Their ability to impose a lightning quick tempo on more sedate opponents has raised the bar in recent years and a settled squad with the likes of Eddie Ockenden, Des Abbott and Simon Orchard to the fore and Dwyer as the fulcrum, there are plenty of angles of attack. At corner time, Chris Ciriello provides powerful options in a formidable line-up.
It’s never easy to go into any event as the favourite, but add the element of the Olympics and you have a pressure cooker situation. Other teams have nothing to lose chasing down the Number One team in the world. Australia will definitely be the hunted prey, and with the nation hosting the next big FIH event, the Champions Trophy in December in Melbourne, the necessity to succeed in London will be doubled.

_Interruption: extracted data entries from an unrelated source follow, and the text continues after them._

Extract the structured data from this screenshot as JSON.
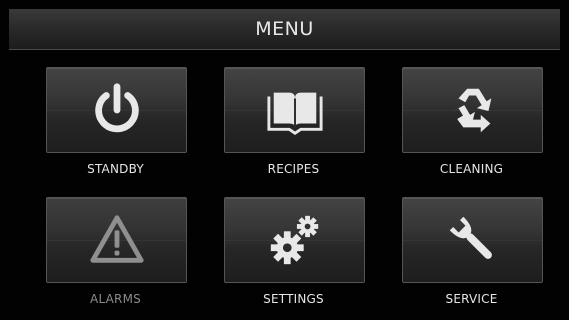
{
  "header": {
    "title": "MENU"
  },
  "menu": {
    "items": [
      {
        "label": "STANDBY",
        "icon": "power-icon"
      },
      {
        "label": "RECIPES",
        "icon": "book-icon"
      },
      {
        "label": "CLEANING",
        "icon": "recycle-icon"
      },
      {
        "label": "ALARMS",
        "icon": "warning-icon",
        "disabled": true
      },
      {
        "label": "SETTINGS",
        "icon": "gears-icon"
      },
      {
        "label": "SERVICE",
        "icon": "wrench-icon"
      }
    ]
  },
  "colors": {
    "icon": "#e8e8e8",
    "icon_disabled": "#8f8f8f",
    "label": "#e6e6e6",
    "label_disabled": "#8a8a8a"
  }
}
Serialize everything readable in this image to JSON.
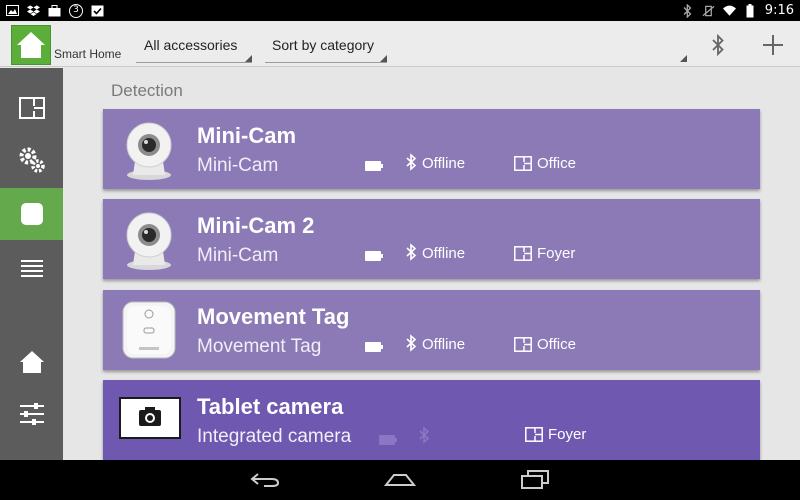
{
  "status_bar": {
    "notification_count": "3",
    "time": "9:16",
    "icons": [
      "image-icon",
      "dropbox-icon",
      "notification-count-badge",
      "clipboard-check-icon",
      "bluetooth-icon",
      "vibrate-icon",
      "wifi-icon",
      "battery-icon"
    ]
  },
  "action_bar": {
    "app_title": "Smart Home",
    "filter_label": "All accessories",
    "sort_label": "Sort by category",
    "icons": [
      "home-logo-icon",
      "bluetooth-icon",
      "plus-icon"
    ]
  },
  "left_nav": {
    "items": [
      {
        "name": "rooms",
        "icon": "floor-plan-icon",
        "active": false
      },
      {
        "name": "settings",
        "icon": "gears-icon",
        "active": false
      },
      {
        "name": "accessories",
        "icon": "device-icon",
        "active": true
      },
      {
        "name": "list",
        "icon": "list-icon",
        "active": false
      },
      {
        "name": "home",
        "icon": "home-icon",
        "active": false
      },
      {
        "name": "controls",
        "icon": "sliders-icon",
        "active": false
      }
    ]
  },
  "main": {
    "section_title": "Detection",
    "cards": [
      {
        "name": "Mini-Cam",
        "subtitle": "Mini-Cam",
        "status": "Offline",
        "room": "Office",
        "thumb": "webcam-icon",
        "selected": false
      },
      {
        "name": "Mini-Cam 2",
        "subtitle": "Mini-Cam",
        "status": "Offline",
        "room": "Foyer",
        "thumb": "webcam-icon",
        "selected": false
      },
      {
        "name": "Movement Tag",
        "subtitle": "Movement Tag",
        "status": "Offline",
        "room": "Office",
        "thumb": "movement-tag-icon",
        "selected": false
      },
      {
        "name": "Tablet camera",
        "subtitle": "Integrated camera",
        "status": "",
        "room": "Foyer",
        "thumb": "tablet-camera-icon",
        "selected": true
      }
    ]
  },
  "nav_bar": {
    "icons": [
      "back-icon",
      "home-icon",
      "recents-icon"
    ]
  },
  "colors": {
    "accent_green": "#64a94b",
    "card_purple": "#8c7ab7",
    "card_purple_selected": "#6f58b0",
    "nav_gray": "#5c5c5c"
  }
}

Four successive Champions Trophy wins and a World Cup win leading into the competition points to that status and anything less than gold can be seen as potential unfulfilled. Great Britain look to be their main threat in the group stages while Germany have shown an ability to best the Aussies but they will most likely need to oust Charlesworth’s hordes – either in the final or semi-final – if they are to win gold.